Ever since George McGovern lost in 1972, the Democratic Party’s go-to move has been the supposedly-strategic retreat. By the middle of the Reagan Revolution, when Koch, Chevron, Merck, and DuPont helped fund the creation of the Democratic Leadership Committee, it was enshrined as dogma.
Now, with the lunatic wing of the GOP about to take control of the whole shebang, Biden appointees have already begun making pre-emptive concessions. Esquires’s esteemed Charlie Pierce, kindly quoting from a paywalled Wall Street Journal exclusive, recently highlighted a real heart breaker.
“U.S. Archivist Colleen Shogan and her top advisers at the National Archives and Records Administration, which operates a popular museum on the National Mall, have sought to de-emphasize negative parts of U.S. history. She has ordered the removal of prominent references to such landmark events as the government’s displacement of indigenous tribes and the incarceration of Japanese-Americans during World War II from planned exhibits.

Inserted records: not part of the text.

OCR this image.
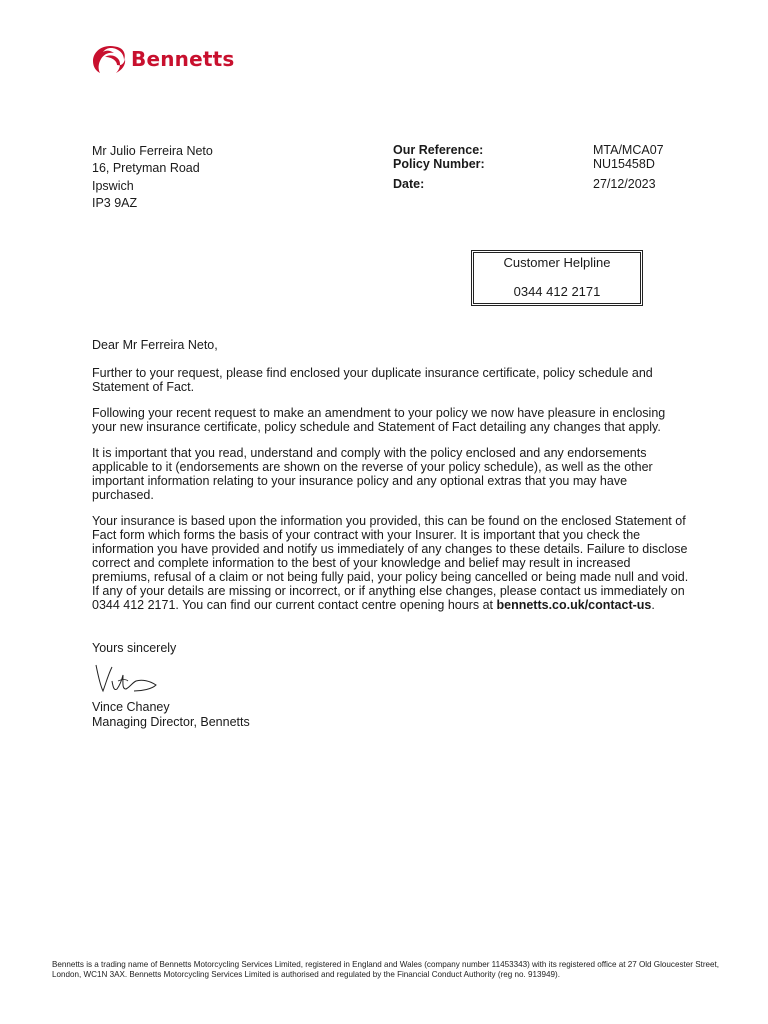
Bennetts
Mr Julio Ferreira Neto
16, Pretyman Road
Ipswich
IP3 9AZ
Our Reference:
Policy Number:
Date:
MTA/MCA07
NU15458D
27/12/2023
Customer Helpline
0344 412 2171

Dear Mr Ferreira Neto,

Further to your request, please find enclosed your duplicate insurance certificate, policy schedule and Statement of Fact.

Following your recent request to make an amendment to your policy we now have pleasure in enclosing your new insurance certificate, policy schedule and Statement of Fact detailing any changes that apply.

It is important that you read, understand and comply with the policy enclosed and any endorsements applicable to it (endorsements are shown on the reverse of your policy schedule), as well as the other important information relating to your insurance policy and any optional extras that you may have purchased.

Your insurance is based upon the information you provided, this can be found on the enclosed Statement of Fact form which forms the basis of your contract with your Insurer. It is important that you check the information you have provided and notify us immediately of any changes to these details. Failure to disclose correct and complete information to the best of your knowledge and belief may result in increased premiums, refusal of a claim or not being fully paid, your policy being cancelled or being made null and void. If any of your details are missing or incorrect, or if anything else changes, please contact us immediately on 0344 412 2171. You can find our current contact centre opening hours at bennetts.co.uk/contact-us.

Yours sincerely
Vince Chaney
Managing Director, Bennetts
Bennetts is a trading name of Bennetts Motorcycling Services Limited, registered in England and Wales (company number 11453343) with its registered office at 27 Old Gloucester Street, London, WC1N 3AX. Bennetts Motorcycling Services Limited is authorised and regulated by the Financial Conduct Authority (reg no. 913949).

“Visitors shouldn’t feel confronted, a senior official told employees, they should feel welcomed. Shogan and her senior advisers also have raised concerns that planned exhibits and educational displays expected to open next year might anger Republican lawmakers—who share control of the agency’s budget—or a potential Trump administration.”
So, those who preserve the parchments on which our Declaration of Independence and Constitution were written, are negating them by turning our National Archives into George Orwell’s Memory Hole.
We deeply regret the necessity of bringing this terrible news to our readers. By way of encouragement, we would add this: we are too old, and too cranky, to knuckle under now to this lot of knuckleheads.
Nor will we despair. In 1772, as he formed the Committees of Correspondence, Samuel Adams chastized James Warren, writing, “I am very sorry to find anything in your letter that discovers the least approach towards despair. “Nil desperandum,—Never Despair. That is a motto for you and me. All are not dead; and where there is a spark of patriotic fire, we will rekindle it.”
A memento on our pressroom wall reminds us to keep faith. For our readers, we offer a photo of it, below.
* Congressional inaction notwithstanding—not to mention judiciary failures—we saw what we saw on January 6th, 2021. As for the underscores, at the time of our founding, placeholder characters such as these were commonly used in place of letters under certain circumstances. They were a mode of pre-emptive self-defense against charges of libel or slander, at a time when arbitrary authorities were wont to throw obstreperous printers—our Founder, Daniel Fowle, among them—into prison without due process.